This simple salad is a perfect option when you crave hearty winter veggies. Combined with our delicate and peppery Flourist French Lentils, goat cheese, and our new favourite poppy seed dressing, it will quickly be a new kitchen staple.
French Lentil + Root Vegetable Salad
2 cups cooked Flourist French Lentils
2 cups carrots, peeled & sliced
2 cups yams, peeled and chopped
1 cup beets, peeled and cubed
2 tbsp olive oil
¼ cup fresh parsley, minced
1/3 cup soft goat cheese, crumbled (optional)
Poppy Seed Dressing
1/2 cup water
1/3 cup apple cider vinegar
1/3 cup white onion, minced
3 tbsp honey
2 tbsp Dijon mustard
2 tsp salt
1 tbsp poppy seeds
1 1/2 cups vegetable oil {olive or canola}
Heat the oven to 400F. Peel and slice all the vegetables to roughly the same size and arrange on a parchment lined baking tray. Keep the beets separate to avoid discolouring the yams and carrots (use a separate tray if required). Coat all veggies in oil and roast for 35 minutes, or until browning.
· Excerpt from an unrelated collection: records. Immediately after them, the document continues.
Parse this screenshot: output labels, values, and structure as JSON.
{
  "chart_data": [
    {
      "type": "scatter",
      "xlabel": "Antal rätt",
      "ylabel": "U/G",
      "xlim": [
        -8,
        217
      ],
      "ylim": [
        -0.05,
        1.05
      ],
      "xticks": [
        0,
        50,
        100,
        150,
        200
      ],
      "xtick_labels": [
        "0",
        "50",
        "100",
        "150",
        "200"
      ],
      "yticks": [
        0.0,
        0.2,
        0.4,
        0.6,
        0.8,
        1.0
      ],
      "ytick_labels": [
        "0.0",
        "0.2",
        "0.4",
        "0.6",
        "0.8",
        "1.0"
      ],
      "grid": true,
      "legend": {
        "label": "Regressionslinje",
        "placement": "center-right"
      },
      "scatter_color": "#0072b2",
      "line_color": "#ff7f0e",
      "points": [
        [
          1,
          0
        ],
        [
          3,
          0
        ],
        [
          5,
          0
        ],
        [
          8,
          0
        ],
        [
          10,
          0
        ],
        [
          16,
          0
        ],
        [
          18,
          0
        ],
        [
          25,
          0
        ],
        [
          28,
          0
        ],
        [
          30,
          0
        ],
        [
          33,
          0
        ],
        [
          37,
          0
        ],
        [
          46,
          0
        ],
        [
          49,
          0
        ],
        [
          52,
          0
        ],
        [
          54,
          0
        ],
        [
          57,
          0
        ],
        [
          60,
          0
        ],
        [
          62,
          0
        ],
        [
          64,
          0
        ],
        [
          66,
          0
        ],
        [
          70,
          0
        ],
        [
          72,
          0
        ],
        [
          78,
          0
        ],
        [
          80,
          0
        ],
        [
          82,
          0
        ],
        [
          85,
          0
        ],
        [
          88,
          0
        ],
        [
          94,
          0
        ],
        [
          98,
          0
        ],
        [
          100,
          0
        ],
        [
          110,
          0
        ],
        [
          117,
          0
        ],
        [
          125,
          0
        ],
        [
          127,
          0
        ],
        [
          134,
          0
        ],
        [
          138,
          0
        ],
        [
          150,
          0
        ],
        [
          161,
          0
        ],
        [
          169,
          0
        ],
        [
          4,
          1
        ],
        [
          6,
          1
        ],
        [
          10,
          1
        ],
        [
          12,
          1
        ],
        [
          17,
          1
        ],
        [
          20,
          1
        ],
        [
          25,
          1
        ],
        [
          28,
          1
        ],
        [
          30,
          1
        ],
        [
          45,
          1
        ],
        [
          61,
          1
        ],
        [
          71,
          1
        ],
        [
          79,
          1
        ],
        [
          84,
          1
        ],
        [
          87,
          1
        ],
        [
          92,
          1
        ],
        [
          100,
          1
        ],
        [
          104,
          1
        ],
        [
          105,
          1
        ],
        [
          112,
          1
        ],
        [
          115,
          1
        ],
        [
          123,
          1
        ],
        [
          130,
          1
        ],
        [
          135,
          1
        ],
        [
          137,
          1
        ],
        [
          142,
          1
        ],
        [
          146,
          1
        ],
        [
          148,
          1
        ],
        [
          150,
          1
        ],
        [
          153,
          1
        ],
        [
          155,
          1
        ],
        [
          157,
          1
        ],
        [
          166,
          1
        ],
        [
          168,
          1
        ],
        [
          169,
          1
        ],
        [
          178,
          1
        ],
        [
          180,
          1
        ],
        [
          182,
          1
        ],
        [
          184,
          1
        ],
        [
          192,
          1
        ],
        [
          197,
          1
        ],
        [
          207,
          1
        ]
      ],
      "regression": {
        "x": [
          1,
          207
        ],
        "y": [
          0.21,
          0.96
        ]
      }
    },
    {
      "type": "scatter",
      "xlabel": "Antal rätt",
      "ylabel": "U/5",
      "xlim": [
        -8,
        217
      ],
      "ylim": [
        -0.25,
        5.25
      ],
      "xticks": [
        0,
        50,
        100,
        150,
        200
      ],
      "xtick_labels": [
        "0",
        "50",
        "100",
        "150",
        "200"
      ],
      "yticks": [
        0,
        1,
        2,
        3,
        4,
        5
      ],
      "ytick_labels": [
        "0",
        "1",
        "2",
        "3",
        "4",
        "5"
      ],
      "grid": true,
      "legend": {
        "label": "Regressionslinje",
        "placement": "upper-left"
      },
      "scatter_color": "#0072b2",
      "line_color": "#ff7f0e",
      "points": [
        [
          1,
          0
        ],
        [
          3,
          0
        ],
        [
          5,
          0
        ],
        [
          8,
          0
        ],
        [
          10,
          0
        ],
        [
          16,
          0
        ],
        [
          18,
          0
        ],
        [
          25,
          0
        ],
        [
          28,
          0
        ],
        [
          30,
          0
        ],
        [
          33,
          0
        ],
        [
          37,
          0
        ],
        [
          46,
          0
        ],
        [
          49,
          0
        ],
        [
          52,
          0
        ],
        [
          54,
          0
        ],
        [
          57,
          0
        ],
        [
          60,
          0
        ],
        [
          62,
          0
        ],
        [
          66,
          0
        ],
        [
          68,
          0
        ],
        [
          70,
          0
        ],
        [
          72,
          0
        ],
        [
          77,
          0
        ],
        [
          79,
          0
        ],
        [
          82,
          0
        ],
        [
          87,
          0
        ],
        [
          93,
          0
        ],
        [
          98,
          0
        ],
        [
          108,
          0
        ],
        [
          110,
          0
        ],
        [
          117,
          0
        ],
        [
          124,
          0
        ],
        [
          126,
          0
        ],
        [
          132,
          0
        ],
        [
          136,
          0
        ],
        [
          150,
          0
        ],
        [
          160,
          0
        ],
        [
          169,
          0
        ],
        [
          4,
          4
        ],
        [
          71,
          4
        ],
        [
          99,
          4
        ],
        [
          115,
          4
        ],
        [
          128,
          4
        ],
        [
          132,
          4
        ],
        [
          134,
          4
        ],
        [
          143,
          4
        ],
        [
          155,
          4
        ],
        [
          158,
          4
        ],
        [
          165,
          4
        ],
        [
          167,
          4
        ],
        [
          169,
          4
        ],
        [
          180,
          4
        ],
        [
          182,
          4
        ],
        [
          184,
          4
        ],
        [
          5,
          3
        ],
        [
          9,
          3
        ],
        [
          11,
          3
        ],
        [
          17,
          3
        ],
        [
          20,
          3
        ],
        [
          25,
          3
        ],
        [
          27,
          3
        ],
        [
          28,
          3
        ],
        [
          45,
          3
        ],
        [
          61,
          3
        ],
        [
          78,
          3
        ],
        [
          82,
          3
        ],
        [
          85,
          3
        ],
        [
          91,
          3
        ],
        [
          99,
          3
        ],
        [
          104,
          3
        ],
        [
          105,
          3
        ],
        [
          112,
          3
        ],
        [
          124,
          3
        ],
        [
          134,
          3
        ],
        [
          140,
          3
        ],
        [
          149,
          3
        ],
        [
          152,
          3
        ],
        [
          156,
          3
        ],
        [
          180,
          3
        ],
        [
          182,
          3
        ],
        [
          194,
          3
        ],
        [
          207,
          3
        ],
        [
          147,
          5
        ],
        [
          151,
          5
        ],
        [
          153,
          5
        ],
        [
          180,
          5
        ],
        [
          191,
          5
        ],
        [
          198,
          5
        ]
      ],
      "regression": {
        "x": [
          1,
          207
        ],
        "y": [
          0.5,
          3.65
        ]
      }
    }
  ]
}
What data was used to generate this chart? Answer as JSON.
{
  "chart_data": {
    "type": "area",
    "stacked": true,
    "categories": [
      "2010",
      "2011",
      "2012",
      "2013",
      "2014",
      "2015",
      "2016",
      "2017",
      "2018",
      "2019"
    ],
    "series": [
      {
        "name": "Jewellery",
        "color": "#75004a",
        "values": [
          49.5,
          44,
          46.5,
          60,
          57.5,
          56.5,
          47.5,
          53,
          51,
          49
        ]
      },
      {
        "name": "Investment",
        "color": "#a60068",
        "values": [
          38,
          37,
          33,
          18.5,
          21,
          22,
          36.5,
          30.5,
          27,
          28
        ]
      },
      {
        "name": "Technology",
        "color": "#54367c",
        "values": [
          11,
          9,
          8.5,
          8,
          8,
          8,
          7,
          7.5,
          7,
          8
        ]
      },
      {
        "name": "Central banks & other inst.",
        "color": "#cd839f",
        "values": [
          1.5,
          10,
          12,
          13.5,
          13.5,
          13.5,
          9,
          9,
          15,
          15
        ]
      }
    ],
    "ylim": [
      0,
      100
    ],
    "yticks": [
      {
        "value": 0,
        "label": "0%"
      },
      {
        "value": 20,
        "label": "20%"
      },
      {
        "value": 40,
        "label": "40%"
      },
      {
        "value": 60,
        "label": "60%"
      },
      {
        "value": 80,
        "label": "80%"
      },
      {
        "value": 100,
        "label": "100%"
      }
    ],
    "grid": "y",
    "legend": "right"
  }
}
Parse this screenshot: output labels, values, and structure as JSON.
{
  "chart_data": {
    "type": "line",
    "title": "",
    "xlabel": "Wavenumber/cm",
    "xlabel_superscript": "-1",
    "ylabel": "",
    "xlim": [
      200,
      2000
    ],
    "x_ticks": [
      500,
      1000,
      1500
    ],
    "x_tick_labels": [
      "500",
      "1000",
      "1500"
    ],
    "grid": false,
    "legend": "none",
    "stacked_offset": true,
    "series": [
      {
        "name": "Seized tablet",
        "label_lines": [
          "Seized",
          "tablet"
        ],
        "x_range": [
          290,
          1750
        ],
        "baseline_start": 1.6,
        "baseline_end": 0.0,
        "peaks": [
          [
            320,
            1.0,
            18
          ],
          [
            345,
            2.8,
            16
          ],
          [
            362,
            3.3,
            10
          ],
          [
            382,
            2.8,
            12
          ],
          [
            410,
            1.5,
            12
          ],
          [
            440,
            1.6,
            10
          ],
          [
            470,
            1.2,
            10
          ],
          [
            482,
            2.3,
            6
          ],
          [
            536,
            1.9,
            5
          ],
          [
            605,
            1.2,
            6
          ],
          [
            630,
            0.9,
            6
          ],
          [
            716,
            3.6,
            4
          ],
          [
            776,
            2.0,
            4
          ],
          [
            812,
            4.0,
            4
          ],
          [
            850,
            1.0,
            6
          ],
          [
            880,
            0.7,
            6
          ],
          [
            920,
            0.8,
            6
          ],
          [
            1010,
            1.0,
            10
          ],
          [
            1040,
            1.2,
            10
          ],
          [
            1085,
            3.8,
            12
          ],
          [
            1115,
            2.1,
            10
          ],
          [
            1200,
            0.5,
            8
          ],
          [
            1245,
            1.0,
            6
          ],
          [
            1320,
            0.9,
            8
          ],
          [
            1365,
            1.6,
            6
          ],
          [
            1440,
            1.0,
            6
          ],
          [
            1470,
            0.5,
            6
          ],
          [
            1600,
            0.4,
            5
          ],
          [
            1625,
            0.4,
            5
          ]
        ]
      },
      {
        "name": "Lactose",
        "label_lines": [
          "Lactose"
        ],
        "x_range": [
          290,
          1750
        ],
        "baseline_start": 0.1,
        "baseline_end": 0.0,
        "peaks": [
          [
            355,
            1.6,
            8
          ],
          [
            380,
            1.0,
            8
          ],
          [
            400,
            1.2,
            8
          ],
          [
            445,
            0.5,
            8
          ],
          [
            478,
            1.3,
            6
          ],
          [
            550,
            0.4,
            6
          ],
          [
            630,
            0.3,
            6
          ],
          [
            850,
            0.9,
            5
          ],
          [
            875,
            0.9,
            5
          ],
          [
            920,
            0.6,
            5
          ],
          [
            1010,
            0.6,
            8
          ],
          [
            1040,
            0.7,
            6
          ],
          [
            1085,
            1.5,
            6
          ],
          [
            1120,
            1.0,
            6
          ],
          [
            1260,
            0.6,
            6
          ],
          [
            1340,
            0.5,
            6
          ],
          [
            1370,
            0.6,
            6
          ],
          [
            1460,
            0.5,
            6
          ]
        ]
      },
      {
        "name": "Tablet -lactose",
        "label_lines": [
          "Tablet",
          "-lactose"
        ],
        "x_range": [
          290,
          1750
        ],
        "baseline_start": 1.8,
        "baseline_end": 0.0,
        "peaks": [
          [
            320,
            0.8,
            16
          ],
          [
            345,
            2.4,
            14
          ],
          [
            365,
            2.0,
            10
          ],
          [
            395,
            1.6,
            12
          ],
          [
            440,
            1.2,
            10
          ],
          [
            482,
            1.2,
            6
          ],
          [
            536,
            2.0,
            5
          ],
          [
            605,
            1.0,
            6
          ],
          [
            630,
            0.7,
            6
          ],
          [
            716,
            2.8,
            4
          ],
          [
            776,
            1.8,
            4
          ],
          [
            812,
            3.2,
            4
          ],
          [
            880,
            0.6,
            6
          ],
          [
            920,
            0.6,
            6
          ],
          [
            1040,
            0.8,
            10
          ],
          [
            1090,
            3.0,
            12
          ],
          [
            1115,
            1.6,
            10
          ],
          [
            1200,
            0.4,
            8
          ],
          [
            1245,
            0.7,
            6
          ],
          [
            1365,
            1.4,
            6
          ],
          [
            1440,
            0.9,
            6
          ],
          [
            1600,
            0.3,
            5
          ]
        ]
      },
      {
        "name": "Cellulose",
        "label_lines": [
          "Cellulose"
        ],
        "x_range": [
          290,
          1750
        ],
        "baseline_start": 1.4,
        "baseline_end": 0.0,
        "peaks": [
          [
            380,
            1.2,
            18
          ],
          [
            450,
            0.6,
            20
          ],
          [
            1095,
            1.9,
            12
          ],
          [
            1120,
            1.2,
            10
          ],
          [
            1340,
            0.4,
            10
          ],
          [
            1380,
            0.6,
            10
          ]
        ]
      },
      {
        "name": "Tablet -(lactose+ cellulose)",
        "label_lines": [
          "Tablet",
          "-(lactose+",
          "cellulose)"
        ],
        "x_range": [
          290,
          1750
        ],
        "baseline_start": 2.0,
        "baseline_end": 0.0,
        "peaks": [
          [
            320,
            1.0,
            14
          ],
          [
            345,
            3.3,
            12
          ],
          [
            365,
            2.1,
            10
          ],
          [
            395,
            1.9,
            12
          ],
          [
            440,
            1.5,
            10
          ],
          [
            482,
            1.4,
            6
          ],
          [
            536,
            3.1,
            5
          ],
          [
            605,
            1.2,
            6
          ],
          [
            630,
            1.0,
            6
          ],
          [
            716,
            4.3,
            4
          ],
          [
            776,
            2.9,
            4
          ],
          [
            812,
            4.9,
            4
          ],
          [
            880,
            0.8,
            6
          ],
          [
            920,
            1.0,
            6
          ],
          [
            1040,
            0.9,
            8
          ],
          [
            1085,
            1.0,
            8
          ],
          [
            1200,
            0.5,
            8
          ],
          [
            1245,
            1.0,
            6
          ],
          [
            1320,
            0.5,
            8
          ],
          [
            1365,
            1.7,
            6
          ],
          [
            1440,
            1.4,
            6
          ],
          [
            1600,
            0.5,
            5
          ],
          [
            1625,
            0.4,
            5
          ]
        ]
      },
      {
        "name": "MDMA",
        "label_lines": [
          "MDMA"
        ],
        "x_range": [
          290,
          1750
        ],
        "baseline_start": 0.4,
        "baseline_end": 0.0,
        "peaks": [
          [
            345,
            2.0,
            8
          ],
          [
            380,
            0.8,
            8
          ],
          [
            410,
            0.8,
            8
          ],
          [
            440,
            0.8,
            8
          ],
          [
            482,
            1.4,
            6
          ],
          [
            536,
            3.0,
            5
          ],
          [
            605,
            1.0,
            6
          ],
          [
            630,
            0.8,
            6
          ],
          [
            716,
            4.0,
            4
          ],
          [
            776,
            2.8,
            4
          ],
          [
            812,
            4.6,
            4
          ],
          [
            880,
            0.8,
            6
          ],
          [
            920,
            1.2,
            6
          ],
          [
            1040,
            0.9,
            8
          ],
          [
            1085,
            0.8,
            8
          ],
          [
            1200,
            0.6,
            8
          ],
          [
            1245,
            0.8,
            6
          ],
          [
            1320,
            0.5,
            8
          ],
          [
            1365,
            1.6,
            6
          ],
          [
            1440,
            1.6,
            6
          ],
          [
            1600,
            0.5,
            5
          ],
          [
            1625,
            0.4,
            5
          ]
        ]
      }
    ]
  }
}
While the veggies are roasting, cook the Flourist French Lentils according to package directions, or see our soak and steam method below, which we highly recommend. Once cooked to just al dente, set the Lentils aside and allow to cool.
Prepare the dressing by combining all of the ingredients except for the poppy seeds and oil in a blender. Blend on high and add the poppy seeds. Then, gradually add the oil in a steady stream until it is all added. Stop blending once all the oil is added. Transfer the dressing to clean jar.
Once cooked, remove the veggies from the oven and allow to cool. Combine with the cooked lentils and toss with the dressing to taste. Start with 1/3 cup and add more as desired. Mix in chopped parsley, reserving a tbsp. for garnish.
Serve with optional crumbled goat cheese and more dressing on the side.
Comments
What is the soak and steam method? The recipe says “see below” but it doesn’t appear.
Hi Roberta! Generally the recipes we develop for salads will feed 4-6 folks, though that depends on people’s appetites and what roll the recipe is playing in the meal (ie. main course salad vs. side). The dressing is sturdy and will keep in the fridge for months! As for the salad, the veggies are hardy so it will also keep in the fridge for 4-5 days. I hope that helps! Thank you!
This looks tasty. Your recipes never give an indication of how many servings they would be. For those of us not feeding a family, how long would this dressing (before being put on the salad)last in the fridge if I made the whole batch?
And 2 cups dried lentils makes 4.5 cups of cooked for anyone else using this recipe!
Is 2 cups cooked the same as 2 cups dried? And how many does this serve? Thanks!